We are currently working on integrating PyProf into our DLProf tool, which will be fully available in the 20.06 PyTorch container released at the end of June. This will provide a much better analysis of the results. Unfortunately, none of our profiling tools (PyProf, DLProf) can handle multi-GPU profiling correctly at this time. It is on our very near roadmap.

If you have PyProf specific questions, you can always ask about them in the PyProf GitHub page ( The questions will be seen by the PyProf developers and experts.

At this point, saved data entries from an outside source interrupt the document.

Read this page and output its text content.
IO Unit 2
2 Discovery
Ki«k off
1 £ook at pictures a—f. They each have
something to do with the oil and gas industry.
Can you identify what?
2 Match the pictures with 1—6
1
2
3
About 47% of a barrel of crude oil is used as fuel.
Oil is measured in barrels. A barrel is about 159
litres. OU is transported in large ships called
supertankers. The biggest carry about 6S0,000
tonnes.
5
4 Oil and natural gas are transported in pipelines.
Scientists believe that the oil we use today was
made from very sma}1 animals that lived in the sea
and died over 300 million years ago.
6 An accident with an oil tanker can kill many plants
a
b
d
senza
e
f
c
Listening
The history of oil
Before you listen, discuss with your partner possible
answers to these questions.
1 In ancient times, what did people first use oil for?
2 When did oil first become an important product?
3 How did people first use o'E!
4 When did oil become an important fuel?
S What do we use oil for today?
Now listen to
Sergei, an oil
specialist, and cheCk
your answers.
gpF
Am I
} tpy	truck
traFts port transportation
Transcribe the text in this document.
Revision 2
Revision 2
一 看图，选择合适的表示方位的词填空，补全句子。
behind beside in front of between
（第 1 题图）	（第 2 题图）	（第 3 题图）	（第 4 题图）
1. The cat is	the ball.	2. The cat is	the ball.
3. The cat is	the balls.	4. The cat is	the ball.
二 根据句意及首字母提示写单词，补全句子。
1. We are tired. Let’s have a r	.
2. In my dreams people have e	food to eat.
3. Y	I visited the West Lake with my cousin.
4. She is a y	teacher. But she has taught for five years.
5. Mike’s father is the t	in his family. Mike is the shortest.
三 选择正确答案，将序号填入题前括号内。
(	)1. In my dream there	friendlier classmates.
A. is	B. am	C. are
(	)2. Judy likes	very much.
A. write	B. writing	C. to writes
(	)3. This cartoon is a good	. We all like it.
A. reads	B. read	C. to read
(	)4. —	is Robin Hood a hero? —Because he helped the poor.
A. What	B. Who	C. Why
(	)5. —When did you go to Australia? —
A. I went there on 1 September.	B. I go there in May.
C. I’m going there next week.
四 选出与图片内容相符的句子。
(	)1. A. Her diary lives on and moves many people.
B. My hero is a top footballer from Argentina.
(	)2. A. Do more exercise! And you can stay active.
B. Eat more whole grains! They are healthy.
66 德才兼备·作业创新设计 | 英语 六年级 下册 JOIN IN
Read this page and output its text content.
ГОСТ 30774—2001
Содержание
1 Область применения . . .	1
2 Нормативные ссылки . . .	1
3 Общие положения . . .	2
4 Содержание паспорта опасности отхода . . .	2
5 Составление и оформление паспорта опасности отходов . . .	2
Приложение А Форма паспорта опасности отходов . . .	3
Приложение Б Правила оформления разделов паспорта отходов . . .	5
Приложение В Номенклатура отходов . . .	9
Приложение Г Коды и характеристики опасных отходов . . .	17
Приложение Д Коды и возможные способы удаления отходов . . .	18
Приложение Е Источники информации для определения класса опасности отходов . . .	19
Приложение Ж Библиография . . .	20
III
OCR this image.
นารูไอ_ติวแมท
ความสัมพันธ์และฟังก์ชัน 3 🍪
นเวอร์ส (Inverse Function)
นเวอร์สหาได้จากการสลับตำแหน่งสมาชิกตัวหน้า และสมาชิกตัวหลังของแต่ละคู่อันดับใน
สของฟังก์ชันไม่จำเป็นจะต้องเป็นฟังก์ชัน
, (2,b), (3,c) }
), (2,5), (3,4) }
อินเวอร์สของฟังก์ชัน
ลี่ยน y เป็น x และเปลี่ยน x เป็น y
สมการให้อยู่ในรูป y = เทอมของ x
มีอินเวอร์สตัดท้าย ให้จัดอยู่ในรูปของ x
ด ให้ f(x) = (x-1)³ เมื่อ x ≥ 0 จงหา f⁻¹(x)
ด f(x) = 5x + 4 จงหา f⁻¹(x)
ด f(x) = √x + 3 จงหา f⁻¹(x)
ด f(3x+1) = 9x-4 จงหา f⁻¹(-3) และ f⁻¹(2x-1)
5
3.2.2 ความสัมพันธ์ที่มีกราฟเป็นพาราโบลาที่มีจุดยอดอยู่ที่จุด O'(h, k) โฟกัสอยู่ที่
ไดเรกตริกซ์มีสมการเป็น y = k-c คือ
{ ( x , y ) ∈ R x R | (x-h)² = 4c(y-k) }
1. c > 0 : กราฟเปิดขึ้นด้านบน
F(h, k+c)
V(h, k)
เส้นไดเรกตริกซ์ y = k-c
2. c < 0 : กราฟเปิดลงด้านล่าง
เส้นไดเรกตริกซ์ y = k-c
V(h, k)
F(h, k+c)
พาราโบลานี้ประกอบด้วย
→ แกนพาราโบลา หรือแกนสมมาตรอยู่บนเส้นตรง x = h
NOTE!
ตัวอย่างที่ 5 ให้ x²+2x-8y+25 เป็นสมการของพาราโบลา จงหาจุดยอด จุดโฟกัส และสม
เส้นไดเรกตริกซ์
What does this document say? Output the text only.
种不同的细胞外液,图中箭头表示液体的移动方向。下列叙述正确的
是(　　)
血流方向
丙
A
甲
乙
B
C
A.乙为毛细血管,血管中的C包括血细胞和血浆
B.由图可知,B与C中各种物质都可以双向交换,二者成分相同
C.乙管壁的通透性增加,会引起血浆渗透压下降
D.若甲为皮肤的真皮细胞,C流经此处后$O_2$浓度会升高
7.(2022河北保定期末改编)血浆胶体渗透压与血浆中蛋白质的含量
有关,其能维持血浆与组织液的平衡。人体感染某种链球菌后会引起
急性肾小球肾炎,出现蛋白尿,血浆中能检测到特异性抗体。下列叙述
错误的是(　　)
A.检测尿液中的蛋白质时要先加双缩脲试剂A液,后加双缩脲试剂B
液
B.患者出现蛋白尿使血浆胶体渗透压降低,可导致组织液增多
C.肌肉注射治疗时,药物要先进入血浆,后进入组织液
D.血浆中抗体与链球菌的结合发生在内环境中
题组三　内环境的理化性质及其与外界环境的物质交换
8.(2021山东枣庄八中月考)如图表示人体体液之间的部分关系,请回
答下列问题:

Dear @dzier, thank you for your answer.
By communication time, I mean the communication between GPUs. So it’s device-to-device. In particular, the deep learning model runs in both GPUs with different data and the outputs are collected with “all_reduce” operation.
For communication, the deep learning model uses PyTorch’s nccl as I mentioned above. I am measuring the time spent for all_reduce operations.

“none of our profiling tools (PyProf, DLProf) can handle multi-GPU profiling correctly”: When I ran with --profile-child-processes, the other kernel times seemed correct to me (e.g. matrix multiplication, addition, softmax etc.). The suspicious part was the nccl kernels. Shouldn’t I trust the other outputs in multi-GPU case?

In your documentation, you have the profiling option with " torch.distributed.launch" and this means multiple GPUs/processes will be used. So I assumed its output will be correct.